The Research Centre for Islamic Legislation and Ethics, sponsored by the generosity of the Qatar Foundation, invited me to present a Christian view on genomic editing at their conference entitled “The Genomic Question and Islamic Ethics” during the first week of April 2017.

The Research Centre for Islamic Legislation and Ethics, sponsored by the generosity of the Qatar Foundation, invited me to present a Christian view on genomic editing at their conference entitled “The Genomic Question and Islamic Ethics” during the first week of April.

I was privileged to be one of a small number of participants from Europe and was fascinated by the large overlap of the ethical issues discussed in my own paper and in those of my Islamic colleagues.

Genome editing in adults with specific diseases caused by single gene mutations holds out real promise for cures with very little ethical concerns other than those common to the introduction of new treatments and such gene editing therapy is to be welcomed and developed.

With regard to the new ethical issues facing us in the field of genomics today, let alone the potential ones not far away, there was much to discuss about ethical dilemmas involved. Just a small selection of the issues covered during the three days of the conference were:

  • The recent successful births of a ‘three parent’ boy in Mexico and a ‘four parent’ girl in Ukraine by mitochondrial manipulation of a donor egg and embryo respectively
  • The issues arising from early diagnosis of genetic abnormality such as Down’s syndrome by a maternal blood test and whether the aim of eliminating the condition, as Iceland has almost done, is an ethical goal or not
  • Increasing global sex selection abortion made possible by sex determination from a maternal blood test.
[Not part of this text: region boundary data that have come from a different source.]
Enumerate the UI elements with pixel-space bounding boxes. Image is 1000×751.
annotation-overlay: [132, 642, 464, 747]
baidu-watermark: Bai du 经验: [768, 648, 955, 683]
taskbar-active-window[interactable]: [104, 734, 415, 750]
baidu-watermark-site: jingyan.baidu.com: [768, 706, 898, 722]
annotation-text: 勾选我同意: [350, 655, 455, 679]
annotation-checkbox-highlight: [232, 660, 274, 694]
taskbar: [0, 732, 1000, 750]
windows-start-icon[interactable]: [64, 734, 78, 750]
The current ratio of four men to one woman of reproductive age in China, caused principally by sex selection abortion, led to a headline in the world news during the conference of a man in China who has married a robot because there were not enough women
  • The entry of meat from genetically engineered livestock into the food chain and its possible adverse effects on human health
  • Whether disclosure of ‘incidental findings’ on genetic profiling should be disclosed to the patient or not – such incidental findings could include for example, the discovery that the father of a child is not in fact the biological father – an issue causing great concern in the Islamic world particularly with its emphasis on the importance of lineage

With regard to the theological approaches from an Islamic and Christian perspective, there were four main areas of commonality in the conference presentations:

  • The seriousness of commitment to understanding scriptural texts and how to interpret them
  • The marked differences even between scholars of the same faith in their interpretations and often their conclusions about an appropriate ethical response
  • The accounts of creation and the Fall in both the Koran and the Bible being crucial to our theological anthropologies
  • The aporetic component of our understanding of religious texts

The conference proceedings will be published in due course but my abiding memory of this conference will be one of realisation that Muslim healthcare professionals, philosophers and religious scholars wrestle every bit as much as Christian ones with the issues presented by the genomic revolution which will only accelerate over the next few years.

There is much to be gained by working together where possible on ethical solutions and even where it is not possible, then at least clearly understanding the other’s viewpoint as to why we differ.